I'm just happy to take whatever ratio a movie was intended to be shown in, no matter if there's black bars on the sides, bars on the top & bottom, bars that come and go.
 
TBH I would be happier with a cinema aspect screen and have black borders on TV junk instead. Its annoying to have the viewing area shrink when watching a movie.

I guess this is where projects may be more useful - get a larger/wider screen and zoom the image if necessary.
 
Yes .....However..........

I think James Cameron is on record saying that sometimes he prefers the 1;85;1 image of his movies that were shot in super 35. Avatar was masked off at 2.35.1 for cinema but 1.85.1 for dvd.
I think that the new Blu-ray of top gun was also messed about with by Tony Scott before his passing with the black bars masking more of the image than the last DVD release. I prefer the more open matt versions my self of Super 35 movies but want the full widescreen treatment of films that were actually shot that way like most of the bonds, the first Ghostbusters ect.

Plus most movie shown on TV now are except sky movies are shown in either a less pan and scanned version but opened up to the 16:9 tv ratio, or are the super 35 open matt versions of full 2.35.1 movies.

You only have to see something like T2 when it is shown on terrestrial TV to see that.

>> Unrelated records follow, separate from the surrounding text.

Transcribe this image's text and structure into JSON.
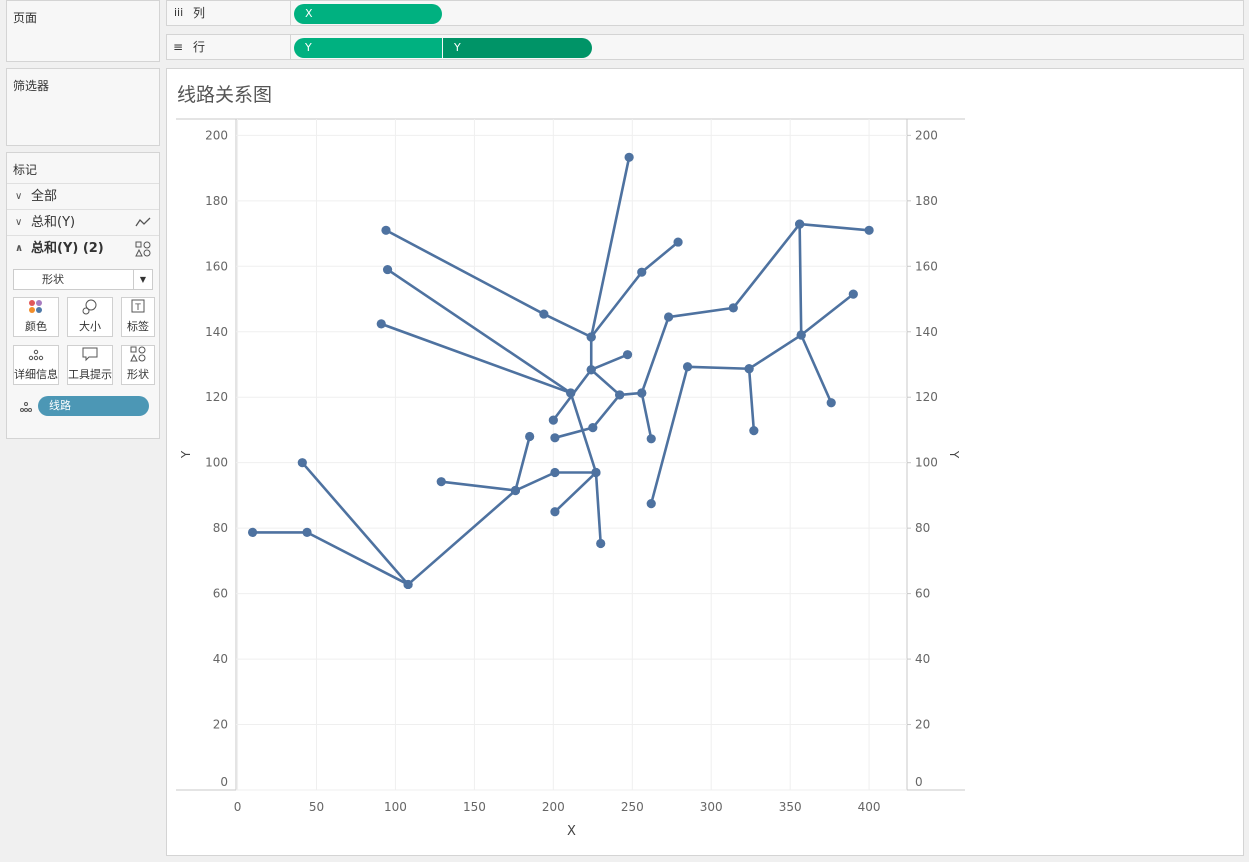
{
  "ui": {
    "pages": "页面",
    "filters": "筛选器",
    "marks_title": "标记",
    "marks_all": "全部",
    "marks_line": "总和(Y)",
    "marks_shape": "总和(Y) (2)",
    "mark_type": "形状",
    "buttons": [
      "颜色",
      "大小",
      "标签",
      "详细信息",
      "工具提示",
      "形状"
    ],
    "detail_pill": "线路",
    "columns_label": "列",
    "columns_pills": [
      "X"
    ],
    "rows_label": "行",
    "rows_pills": [
      "Y",
      "Y"
    ]
  },
  "chart_data": {
    "type": "line",
    "title": "线路关系图",
    "x_label": "X",
    "y_label": "Y",
    "y2_label": "Y",
    "color": "#4e72a0",
    "markers": true,
    "grid": true,
    "xlim": [
      -1,
      424
    ],
    "xticks": [
      0,
      50,
      100,
      150,
      200,
      250,
      300,
      350,
      400
    ],
    "ylim": [
      0,
      205
    ],
    "yticks": [
      0,
      20,
      40,
      60,
      80,
      100,
      120,
      140,
      160,
      180,
      200
    ],
    "y2lim": [
      0,
      205
    ],
    "y2ticks": [
      0,
      20,
      40,
      60,
      80,
      100,
      120,
      140,
      160,
      180,
      200
    ],
    "series": [
      {
        "x": [
          9.5,
          44,
          108,
          176,
          185
        ],
        "y": [
          78.7,
          78.7,
          62.8,
          91.5,
          108
        ]
      },
      {
        "x": [
          41,
          108
        ],
        "y": [
          100,
          62.8
        ]
      },
      {
        "x": [
          129,
          176,
          201,
          227,
          230
        ],
        "y": [
          94.2,
          91.5,
          97,
          97,
          75.3
        ]
      },
      {
        "x": [
          201,
          227,
          211,
          95
        ],
        "y": [
          85,
          97,
          121.3,
          159
        ]
      },
      {
        "x": [
          91,
          211
        ],
        "y": [
          142.4,
          121.3
        ]
      },
      {
        "x": [
          201,
          225,
          242,
          224,
          224,
          248
        ],
        "y": [
          107.6,
          110.7,
          120.7,
          128.4,
          138.4,
          193.3
        ]
      },
      {
        "x": [
          247,
          224,
          200
        ],
        "y": [
          133,
          128.4,
          113
        ]
      },
      {
        "x": [
          94,
          194,
          224,
          256,
          279
        ],
        "y": [
          171,
          145.4,
          138.4,
          158.2,
          167.4
        ]
      },
      {
        "x": [
          242,
          256,
          262
        ],
        "y": [
          120.7,
          121.3,
          107.3
        ]
      },
      {
        "x": [
          256,
          273,
          314,
          356,
          400
        ],
        "y": [
          121.3,
          144.5,
          147.3,
          172.9,
          171
        ]
      },
      {
        "x": [
          356,
          357,
          376
        ],
        "y": [
          172.9,
          139,
          118.3
        ]
      },
      {
        "x": [
          390,
          357,
          324,
          327
        ],
        "y": [
          151.5,
          139,
          128.7,
          109.8
        ]
      },
      {
        "x": [
          324,
          285,
          262
        ],
        "y": [
          128.7,
          129.3,
          87.5
        ]
      }
    ]
  }
}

To be honest, with IMAX now. there really is no need to shoot any movie in full widescreen, as I think IMAX fills a 16.9 tv without the black bars when viewed at home.

If you want a really strange experience, watch the new Transformers movie. The aspect ration is constantly changing during the movie!

IMAX is 1.43:1 so on a 16:9 screen you would have black bars at the sides, films on Blu-ray with IMAX sequences like Interstellar and The Dark Knight have the footage cropped top and bottom to fill the screen.
 
That's old-school 15-perf 65mm IMAX though, most movies shot in "IMAX" in the last few years have just been an Alexa 65 with an IMAX sticker on it, that camera shoots 2.11 in open gate so it's perfect for the 1.90 digital IMAX ratio. Honourable exceptions go to Dunkirk (natch) and The Last Jedi which also used proper 65mm IMAX as well as regular Alexa and 35mm anamorphic.